Depuis la suppression de la limitation du nombre de mandats en 2008, Paul Biya, 92 ans, n’a aucun obstacle juridique à une nouvelle candidature. Il pourrait donc, en toute légalité, briguer un nouveau mandat sans toucher une ligne de la Constitution. Et pourtant, une réforme se prépare. Pourquoi modifier un texte qui lui permet déjà tout ? C’est là que se dessine une logique plus fine, où la réforme constitutionnelle n’est pas un préalable à la survie politique, mais un outil de pérennisation du système.
L’enjeu ne serait donc pas de prolonger son pouvoir par nécessité, mais d’adapter l’architecture institutionnelle à la longévité exceptionnelle du président, et surtout à l’incertitude croissante liée à l’après-Biya. Dans ce cadre, plusieurs options sont évoquées en coulisses : création d’un poste de vice-président, redéfinition des compétences du Premier ministre, ajustement du calendrier électoral, ou encore transformation du mode de scrutin présidentiel. Le but ? Verrouiller l’ensemble du dispositif avant qu’une vacance imprévue n’ouvre une période de turbulences.
La montée en puissance de Ferdinand Ngoh Ngoh, secrétaire général de la présidence, alimente les spéculations. Bras droit discret mais central, il incarne l’idée d’une succession sans rupture, sans élection imprévisible, et surtout sans remise en cause de l’architecture présidentielle. Dans cette hypothèse, la réforme servirait moins à Paul Biya lui-même qu’à son clan, soucieux de garder la main sur un système qu’il ne contrôle déjà qu’à travers une équation fragile entre fidélités tribales, intérêts économiques et neutralisation de l’opposition.
Cette dernière, justement, observe sans boussole. Les formations opposées au RDPC, affaiblies et divisées, peinent à articuler une réponse claire. Le silence présidentiel, combiné au brouillard institutionnel, rend toute stratégie électorale incertaine. Et c’est sans doute là la plus grande force du régime Biya : transformer l’indécision en tactique, et l’usure du temps en pouvoir absolu.

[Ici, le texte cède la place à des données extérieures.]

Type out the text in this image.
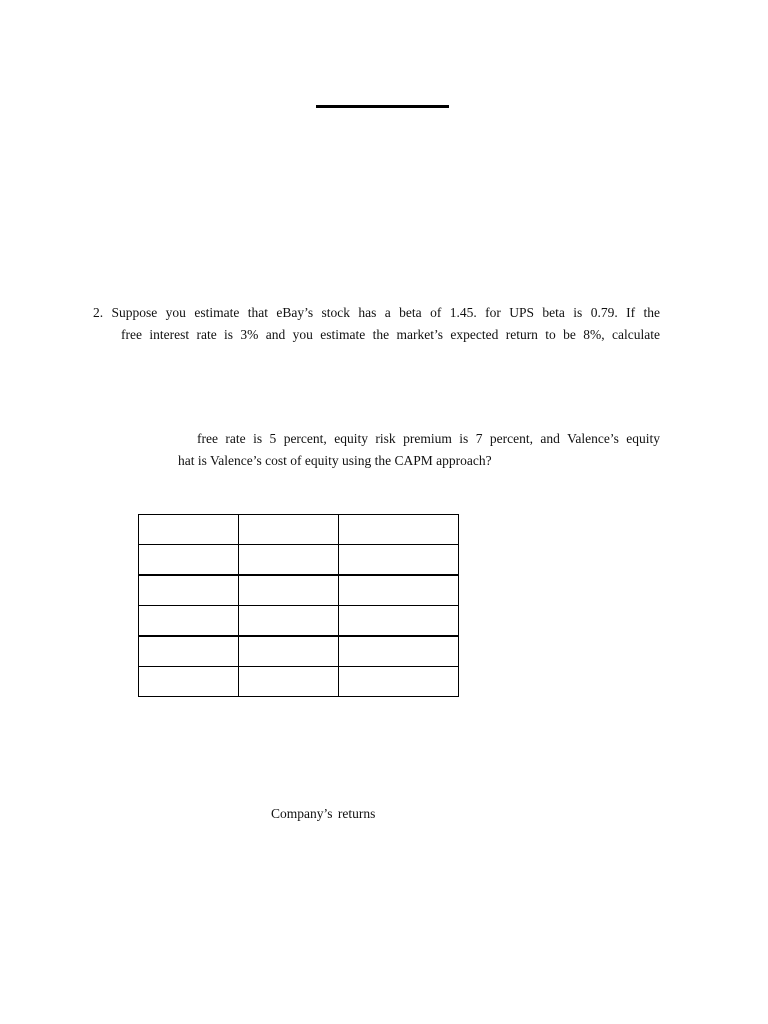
2. Suppose you estimate that eBay’s stock has a beta of 1.45. for UPS beta is 0.79. If the
free interest rate is 3% and you estimate the market’s expected return to be 8%, calculate
free rate is 5 percent, equity risk premium is 7 percent, and Valence’s equity
hat is Valence’s cost of equity using the CAPM approach?

Company’s returns
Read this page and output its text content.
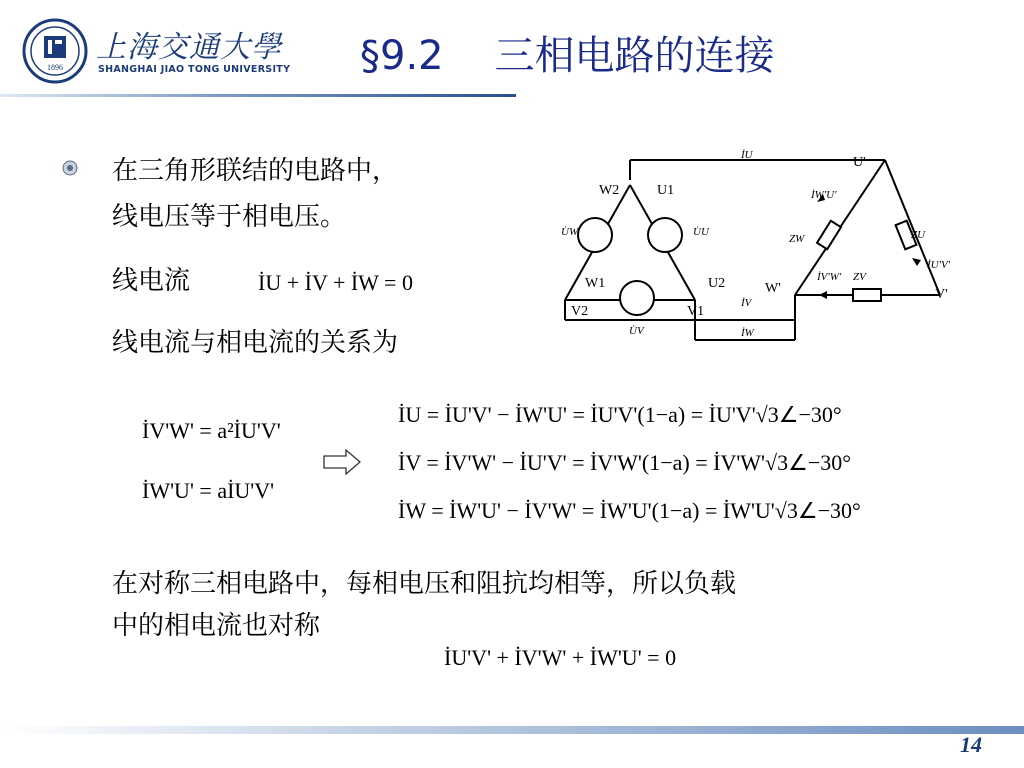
1896
上海交通大學
SHANGHAI JIAO TONG UNIVERSITY §9.2    三相电路的连接
在三角形联结的电路中，
线电压等于相电压。
线电流
线电流与相电流的关系为
在对称三相电路中，每相电压和阻抗均相等，所以负载
中的相电流也对称
İU + İV + İW = 0
İV'W' = a²İU'V'
İW'U' = aİU'V'
İU = İU'V' − İW'U' = İU'V'(1−a) = İU'V'√3∠−30°
İV = İV'W' − İU'V' = İV'W'(1−a) = İV'W'√3∠−30°
İW = İW'U' − İV'W' = İW'U'(1−a) = İW'U'√3∠−30°
İU'V' + İV'W' + İW'U' = 0
W2	U1
W1	U2
V2	V1
U'
V'
W'
U̇W	U̇U
U̇V
ZW	ZU
ZV
İU
İV
İW
İW'U'
İU'V'
İV'W'
14
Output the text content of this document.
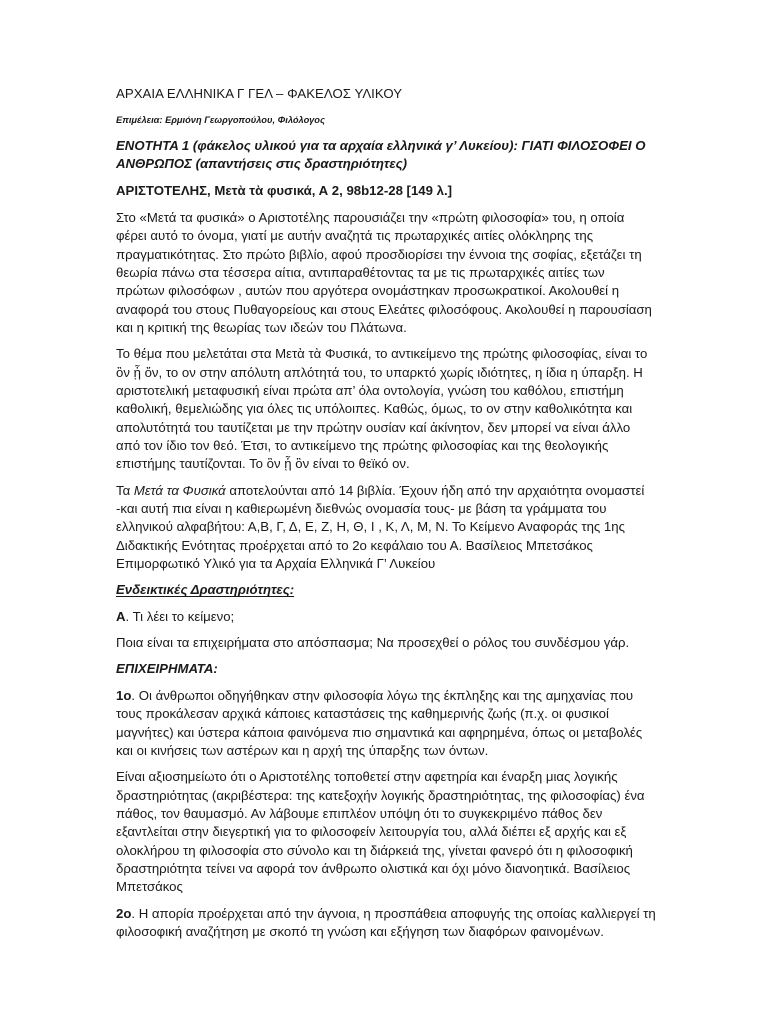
ΑΡΧΑΙΑ ΕΛΛΗΝΙΚΑ Γ ΓΕΛ – ΦΑΚΕΛΟΣ ΥΛΙΚΟΥ
Επιμέλεια: Ερμιόνη Γεωργοπούλου, Φιλόλογος
ΕΝΟΤΗΤΑ 1 (φάκελος υλικού για τα αρχαία ελληνικά γ’ Λυκείου): ΓΙΑΤΙ ΦΙΛΟΣΟΦΕΙ Ο ΑΝΘΡΩΠΟΣ (απαντήσεις στις δραστηριότητες)
ΑΡΙΣΤΟΤΕΛΗΣ, Μετὰ τὰ φυσικά, Α 2, 98b12-28 [149 λ.]

Στο «Μετά τα φυσικά» ο Αριστοτέλης παρουσιάζει την «πρώτη φιλοσοφία» του, η οποία φέρει αυτό το όνομα, γιατί με αυτήν αναζητά τις πρωταρχικές αιτίες ολόκληρης της πραγματικότητας. Στο πρώτο βιβλίο, αφού προσδιορίσει την έννοια της σοφίας, εξετάζει τη θεωρία πάνω στα τέσσερα αίτια, αντιπαραθέτοντας τα με τις πρωταρχικές αιτίες των πρώτων φιλοσόφων , αυτών που αργότερα ονομάστηκαν προσωκρατικοί. Ακολουθεί η αναφορά του στους Πυθαγορείους και στους Ελεάτες φιλοσόφους. Ακολουθεί η παρουσίαση και η κριτική της θεωρίας των ιδεών του Πλάτωνα.

Το θέμα που μελετάται στα Μετὰ τὰ Φυσικά, το αντικείμενο της πρώτης φιλοσοφίας, είναι το ὂν ᾗ ὄν, το ον στην απόλυτη απλότητά του, το υπαρκτό χωρίς ιδιότητες, η ίδια η ύπαρξη. Η αριστοτελική μεταφυσική είναι πρώτα απ’ όλα οντολογία, γνώση του καθόλου, επιστήμη καθολική, θεμελιώδης για όλες τις υπόλοιπες. Καθώς, όμως, το ον στην καθολικότητα και απολυτότητά του ταυτίζεται με την πρώτην ουσίαν καί ἀκίνητον, δεν μπορεί να είναι άλλο από τον ίδιο τον θεό. Έτσι, το αντικείμενο της πρώτης φιλοσοφίας και της θεολογικής επιστήμης ταυτίζονται. Το ὂν ᾗ ὂν είναι το θεϊκό ον.

Τα Μετά τα Φυσικά αποτελούνται από 14 βιβλία. Έχουν ήδη από την αρχαιότητα ονομαστεί -και αυτή πια είναι η καθιερωμένη διεθνώς ονομασία τους- με βάση τα γράμματα του ελληνικού αλφαβήτου: Α,Β, Γ, Δ, Ε, Ζ, Η, Θ, Ι , Κ, Λ, Μ, Ν. Το Κείμενο Αναφοράς της 1ης Διδακτικής Ενότητας προέρχεται από το 2ο κεφάλαιο του Α. Βασίλειος Μπετσάκος Επιμορφωτικό Υλικό για τα Αρχαία Ελληνικά Γ’ Λυκείου

Ενδεικτικές Δραστηριότητες:

Α. Τι λέει το κείμενο;

Ποια είναι τα επιχειρήματα στο απόσπασμα; Να προσεχθεί ο ρόλος του συνδέσμου γάρ.

ΕΠΙΧΕΙΡΗΜΑΤΑ:

1ο. Οι άνθρωποι οδηγήθηκαν στην φιλοσοφία λόγω της έκπληξης και της αμηχανίας που τους προκάλεσαν αρχικά κάποιες καταστάσεις της καθημερινής ζωής (π.χ. οι φυσικοί μαγνήτες) και ύστερα κάποια φαινόμενα πιο σημαντικά και αφηρημένα, όπως οι μεταβολές και οι κινήσεις των αστέρων και η αρχή της ύπαρξης των όντων.

Είναι αξιοσημείωτο ότι ο Αριστοτέλης τοποθετεί στην αφετηρία και έναρξη μιας λογικής δραστηριότητας (ακριβέστερα: της κατεξοχήν λογικής δραστηριότητας, της φιλοσοφίας) ένα πάθος, τον θαυμασμό. Αν λάβουμε επιπλέον υπόψη ότι το συγκεκριμένο πάθος δεν εξαντλείται στην διεγερτική για το φιλοσοφείν λειτουργία του, αλλά διέπει εξ αρχής και εξ ολοκλήρου τη φιλοσοφία στο σύνολο και τη διάρκειά της, γίνεται φανερό ότι η φιλοσοφική δραστηριότητα τείνει να αφορά τον άνθρωπο ολιστικά και όχι μόνο διανοητικά. Βασίλειος Μπετσάκος

2ο. Η απορία προέρχεται από την άγνοια, η προσπάθεια αποφυγής της οποίας καλλιεργεί τη φιλοσοφική αναζήτηση με σκοπό τη γνώση και εξήγηση των διαφόρων φαινομένων.
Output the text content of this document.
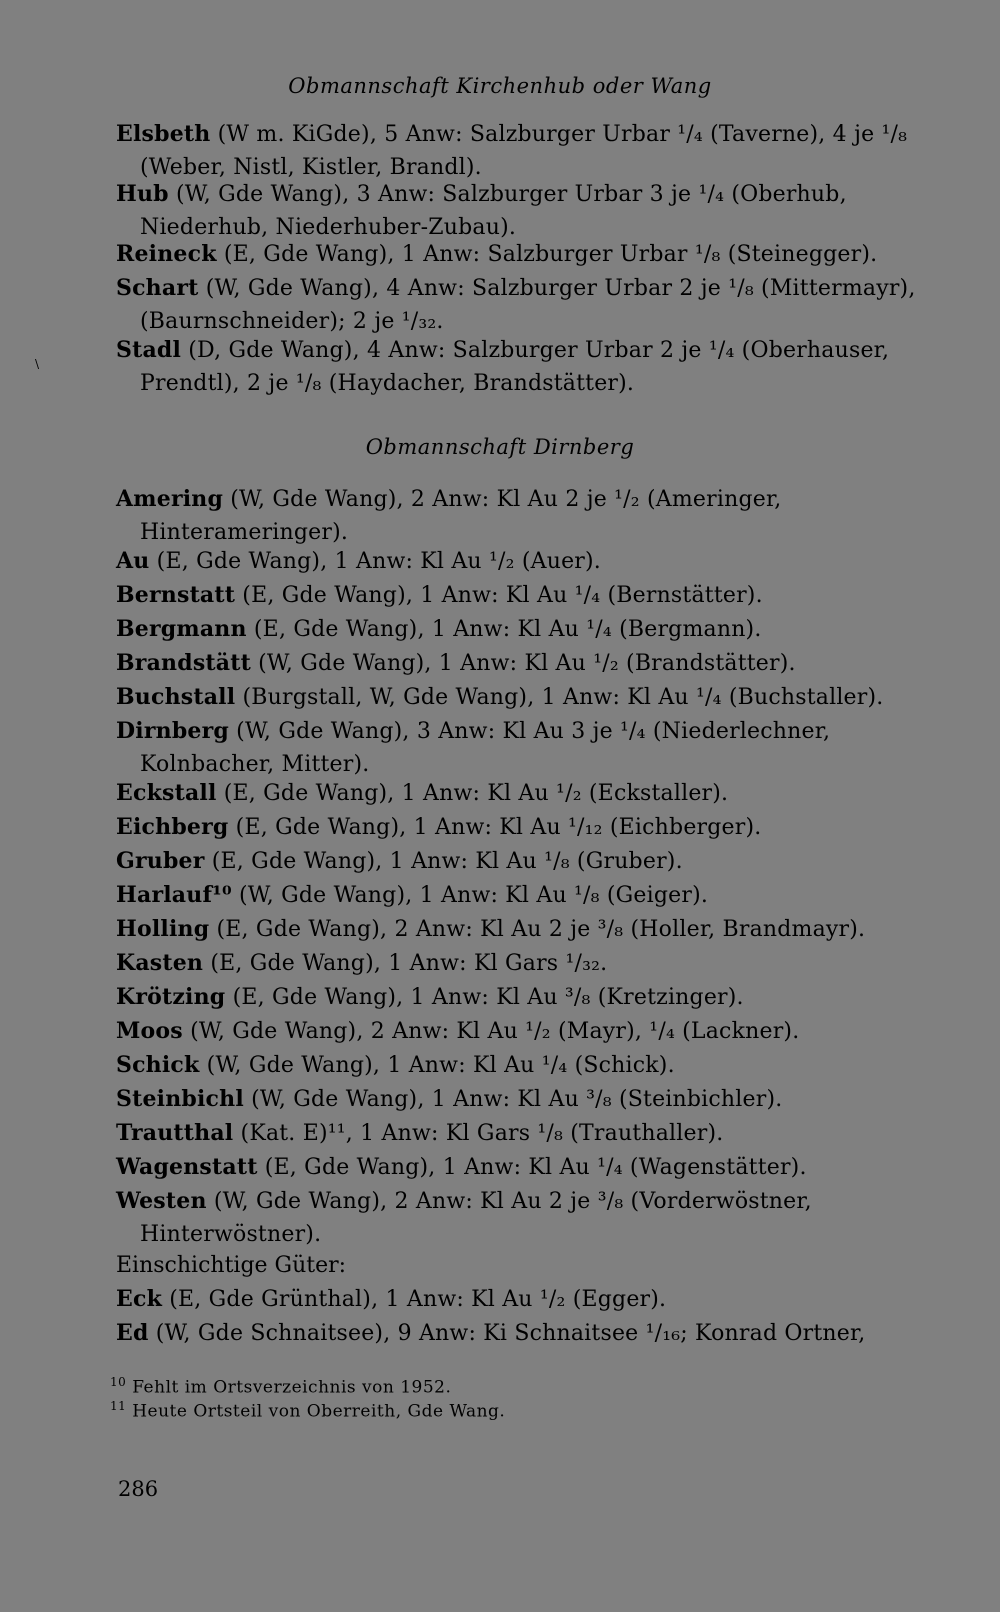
\
Obmannschaft Kirchenhub oder Wang
Elsbeth (W m. KiGde), 5 Anw: Salzburger Urbar ¹/₄ (Taverne), 4 je ¹/₈ (Weber, Nistl, Kistler, Brandl).
Hub (W, Gde Wang), 3 Anw: Salzburger Urbar 3 je ¹/₄ (Oberhub, Niederhub, Niederhuber-Zubau).
Reineck (E, Gde Wang), 1 Anw: Salzburger Urbar ¹/₈ (Steinegger).
Schart (W, Gde Wang), 4 Anw: Salzburger Urbar 2 je ¹/₈ (Mittermayr), (Baurnschneider); 2 je ¹/₃₂.
Stadl (D, Gde Wang), 4 Anw: Salzburger Urbar 2 je ¹/₄ (Oberhauser, Prendtl), 2 je ¹/₈ (Haydacher, Brandstätter).
Obmannschaft Dirnberg
Amering (W, Gde Wang), 2 Anw: Kl Au 2 je ¹/₂ (Ameringer, Hinterameringer).
Au (E, Gde Wang), 1 Anw: Kl Au ¹/₂ (Auer).
Bernstatt (E, Gde Wang), 1 Anw: Kl Au ¹/₄ (Bernstätter).
Bergmann (E, Gde Wang), 1 Anw: Kl Au ¹/₄ (Bergmann).
Brandstätt (W, Gde Wang), 1 Anw: Kl Au ¹/₂ (Brandstätter).
Buchstall (Burgstall, W, Gde Wang), 1 Anw: Kl Au ¹/₄ (Buchstaller).
Dirnberg (W, Gde Wang), 3 Anw: Kl Au 3 je ¹/₄ (Niederlechner, Kolnbacher, Mitter).
Eckstall (E, Gde Wang), 1 Anw: Kl Au ¹/₂ (Eckstaller).
Eichberg (E, Gde Wang), 1 Anw: Kl Au ¹/₁₂ (Eichberger).
Gruber (E, Gde Wang), 1 Anw: Kl Au ¹/₈ (Gruber).
Harlauf¹⁰ (W, Gde Wang), 1 Anw: Kl Au ¹/₈ (Geiger).
Holling (E, Gde Wang), 2 Anw: Kl Au 2 je ³/₈ (Holler, Brandmayr).
Kasten (E, Gde Wang), 1 Anw: Kl Gars ¹/₃₂.
Krötzing (E, Gde Wang), 1 Anw: Kl Au ³/₈ (Kretzinger).
Moos (W, Gde Wang), 2 Anw: Kl Au ¹/₂ (Mayr), ¹/₄ (Lackner).
Schick (W, Gde Wang), 1 Anw: Kl Au ¹/₄ (Schick).
Steinbichl (W, Gde Wang), 1 Anw: Kl Au ³/₈ (Steinbichler).
Trautthal (Kat. E)¹¹, 1 Anw: Kl Gars ¹/₈ (Trauthaller).
Wagenstatt (E, Gde Wang), 1 Anw: Kl Au ¹/₄ (Wagenstätter).
Westen (W, Gde Wang), 2 Anw: Kl Au 2 je ³/₈ (Vorderwöstner, Hinterwöstner).
Einschichtige Güter:
Eck (E, Gde Grünthal), 1 Anw: Kl Au ¹/₂ (Egger).
Ed (W, Gde Schnaitsee), 9 Anw: Ki Schnaitsee ¹/₁₆; Konrad Ortner,
$^{10}$ Fehlt im Ortsverzeichnis von 1952.
$^{11}$ Heute Ortsteil von Oberreith, Gde Wang.
286
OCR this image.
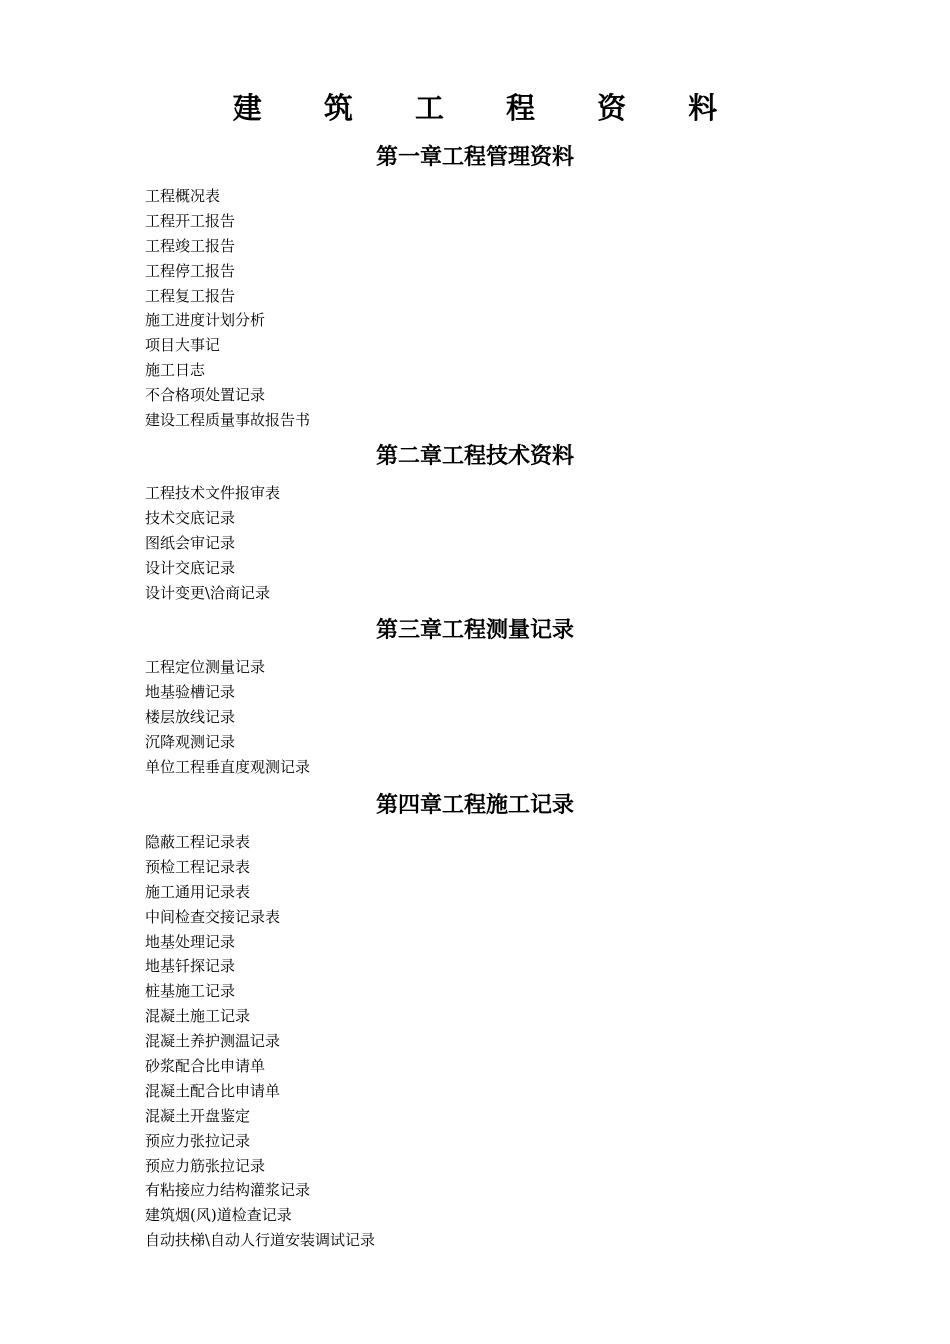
建 筑 工 程 资 料
第一章工程管理资料
工程概况表
工程开工报告
工程竣工报告
工程停工报告
工程复工报告
施工进度计划分析
项目大事记
施工日志
不合格项处置记录
建设工程质量事故报告书
第二章工程技术资料
工程技术文件报审表
技术交底记录
图纸会审记录
设计交底记录
设计变更\洽商记录
第三章工程测量记录
工程定位测量记录
地基验槽记录
楼层放线记录
沉降观测记录
单位工程垂直度观测记录
第四章工程施工记录
隐蔽工程记录表
预检工程记录表
施工通用记录表
中间检查交接记录表
地基处理记录
地基钎探记录
桩基施工记录
混凝土施工记录
混凝土养护测温记录
砂浆配合比申请单
混凝土配合比申请单
混凝土开盘鉴定
预应力张拉记录
预应力筋张拉记录
有粘接应力结构灌浆记录
建筑烟(风)道检查记录
自动扶梯\自动人行道安装调试记录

Rien n’indique pour l’instant que la réforme aboutira avant octobre. Rien non plus n’écarte l’idée qu’elle ne soit qu’un leurre, un outil de diversion dans un jeu de dupes parfaitement maîtrisé depuis plus de quarante ans. Mais une chose est sûre : au Cameroun, le pouvoir ne s’arrête pas avec la Constitution. Il s’en nourrit, la transforme, ou l’écarte selon les besoins du moment.